Napoli padrone del campo, attento dietro, pericoloso in avanti.

Poi l’episodio che cambia il match: a fine primo tempo espulso per doppio giallo il giapponese Nagatomo, Inter in 10.

I nerazzurri entrano in campo nella ripresa sotto di un gol e di un uomo, nella bolgia del San Paolo; entrano in campo come chi non ha nulla da perdere, sorprendendo un Napoli meno lucido.

Ancora una volta ci pensa Higuain: palla a scavalcare, più lesto di Murillo e Miranda, fisicamente inarrestabile, conclude la sua corsa infilando Handanovic. 2-0.

Partita chiusa? Neanche a dirlo, immediata reazione di Ljajic, gran tiro su un rimpallo a favore.2-1.

Napoli in difficoltà: “mentalmente” l’espulsione di Nagatomo e lo scarto di due gol ha allentato la pressione sugli azzurri e la mancanza di innesti offensivi, con Mertens e Gabbiadini infortunati, ha pesato, non potendo Sarri contare su forze fresche per le ripartenze.

Il Napoli, con cuore e grinta, resiste, portando a casa la partita, grazie anche ad un “miracolo di Reina a tempo scaduto ed alla “dea bendata”, con due pali nerazzurri.

È così che è maturata quella classifica: 1°Napoli 31, 2°Inter 30.

Era dalla stagione 1989-1990 che gli azzurri non erano da soli in testa alla classifica.
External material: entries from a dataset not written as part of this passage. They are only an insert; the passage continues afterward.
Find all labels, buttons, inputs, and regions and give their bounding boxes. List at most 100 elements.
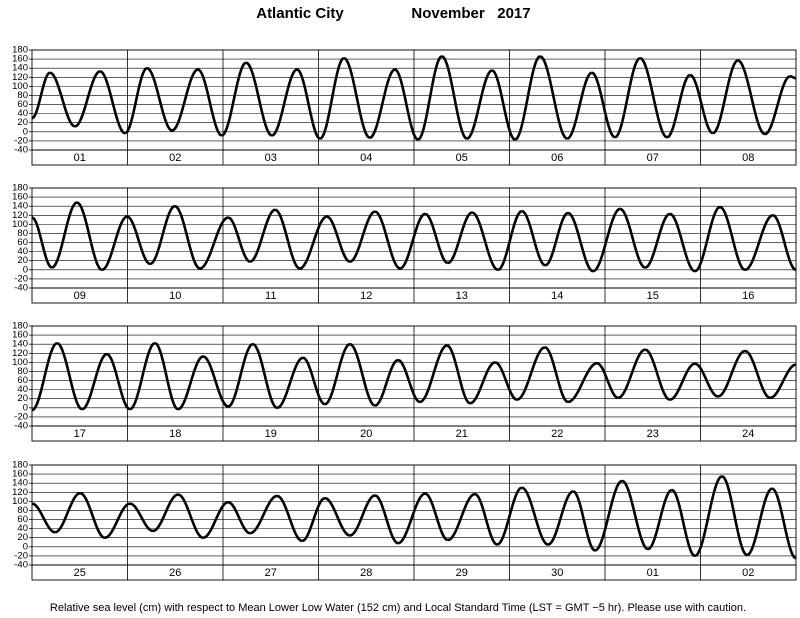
tide-curve-segment xyxy=(647,488,673,551)
y-tick-label: 40 xyxy=(17,384,28,395)
tide-curve-segment xyxy=(177,355,204,411)
y-tick-label: 20 xyxy=(17,532,28,543)
tide-curve-segment xyxy=(74,70,101,128)
tide-curve-segment xyxy=(689,73,714,135)
plot-frame xyxy=(31,325,797,442)
tide-curve-segment xyxy=(397,492,426,545)
tide-curve-segment xyxy=(694,362,719,398)
tide-curve-segment xyxy=(174,204,201,270)
y-tick-label: 160 xyxy=(12,192,28,203)
tide-curve-segment xyxy=(302,356,326,406)
tide-curve-segment xyxy=(152,493,179,533)
tide-curve-segment xyxy=(343,56,371,139)
y-tick-label: 140 xyxy=(12,63,28,74)
tide-curve-segment xyxy=(149,204,176,266)
y-tick-label: -40 xyxy=(14,145,28,156)
tide-curve-segment xyxy=(31,502,56,534)
tide-curve-segment xyxy=(399,212,426,270)
tide-curve-segment xyxy=(619,207,646,269)
day-label: 26 xyxy=(169,567,181,579)
tide-curve-segment xyxy=(669,362,696,401)
tide-curve-segment xyxy=(374,358,399,407)
y-tick-label: -20 xyxy=(14,550,28,561)
y-tick-label: 120 xyxy=(12,487,28,498)
tide-curve-segment xyxy=(719,205,746,272)
day-label: 24 xyxy=(742,428,754,440)
y-tick-label: 120 xyxy=(12,210,28,221)
y-tick-label: 40 xyxy=(17,246,28,257)
y-tick-label: -40 xyxy=(14,421,28,432)
tide-curve-segment xyxy=(197,68,223,137)
tide-curve-segment xyxy=(349,494,376,537)
y-tick-label: 20 xyxy=(17,255,28,266)
tide-curve-segment xyxy=(276,494,303,543)
tide-curve-segment xyxy=(227,216,251,263)
day-label: 18 xyxy=(169,428,181,440)
tide-curve-segment xyxy=(471,211,499,272)
tide-curve-segment xyxy=(669,212,696,273)
tide-curve-segment xyxy=(276,356,304,410)
tide-curve-segment xyxy=(441,55,468,140)
day-label: 19 xyxy=(265,428,277,440)
y-tick-label: -40 xyxy=(14,283,28,294)
tide-curve-segment xyxy=(621,479,649,551)
tide-curve-segment xyxy=(744,213,774,272)
tide-curve-segment xyxy=(572,490,596,552)
tide-curve-segment xyxy=(54,491,81,534)
tide-curve-segment xyxy=(594,479,623,552)
y-tick-label: 0 xyxy=(23,402,28,413)
tide-curve-segment xyxy=(737,59,766,136)
tide-curve-segment xyxy=(245,61,273,137)
tide-curve-segment xyxy=(772,214,797,272)
tide-curve-segment xyxy=(567,361,598,404)
y-tick-label: 180 xyxy=(12,45,28,56)
y-tick-label: 80 xyxy=(17,90,28,101)
day-label: 29 xyxy=(456,567,468,579)
y-tick-label: 180 xyxy=(12,460,28,471)
day-label: 17 xyxy=(74,428,86,440)
tide-curve-segment xyxy=(394,68,419,141)
y-tick-label: -20 xyxy=(14,411,28,422)
tide-curve-segment xyxy=(221,61,247,137)
tide-curve-segment xyxy=(252,342,278,410)
tide-curve-segment xyxy=(514,55,541,141)
tide-curve-segment xyxy=(446,344,471,405)
tide-curve-segment xyxy=(666,73,691,139)
tide-curve-segment xyxy=(124,66,148,135)
day-label: 23 xyxy=(647,428,659,440)
tide-curve-segment xyxy=(104,502,131,540)
tide-curve-segment xyxy=(319,56,345,140)
tide-curve-segment xyxy=(788,75,798,80)
tide-curve-segment xyxy=(521,209,546,267)
tide-curve-segment xyxy=(177,493,204,540)
y-tick-label: 100 xyxy=(12,496,28,507)
tide-curve-segment xyxy=(301,496,326,543)
chart-month: November 2017 xyxy=(411,5,530,22)
day-label: 02 xyxy=(742,567,754,579)
y-tick-label: 40 xyxy=(17,108,28,119)
tide-curve-segment xyxy=(567,211,594,273)
tide-curve-segment xyxy=(79,491,106,540)
day-label: 10 xyxy=(169,290,181,302)
y-tick-label: 60 xyxy=(17,237,28,248)
day-label: 30 xyxy=(551,567,563,579)
tide-curve-segment xyxy=(129,342,156,411)
y-tick-label: 120 xyxy=(12,72,28,83)
tide-curve-segment xyxy=(466,69,493,140)
y-tick-label: 140 xyxy=(12,478,28,489)
day-label: 08 xyxy=(742,152,754,164)
day-label: 21 xyxy=(456,428,468,440)
tide-curve-segment xyxy=(671,488,696,558)
tide-curve-segment xyxy=(544,346,569,404)
y-tick-label: 20 xyxy=(17,117,28,128)
tide-curve-segment xyxy=(81,352,108,411)
tide-curve-segment xyxy=(721,475,748,557)
tide-curve-segment xyxy=(31,216,53,269)
day-label: 20 xyxy=(360,428,372,440)
tide-curve-segment xyxy=(374,210,401,270)
tide-curve-segment xyxy=(424,492,449,542)
y-tick-label: 60 xyxy=(17,514,28,525)
tide-curve-segment xyxy=(349,342,376,407)
tide-curve-segment xyxy=(146,66,173,132)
Molteplici le analogie: anche quell’anno  l’Inter, reduce da un ottimo mercato estivo, sembrava favorita; anche quell’anno i nerazzurri ne presero due al San Paolo; anche quell’anno l’attacco partenopeo era guidato da un argentino.

Quell’anno si chiuse con il secondo scudetto azzurro…

Scongiuri a parte, ora bisogna crederci.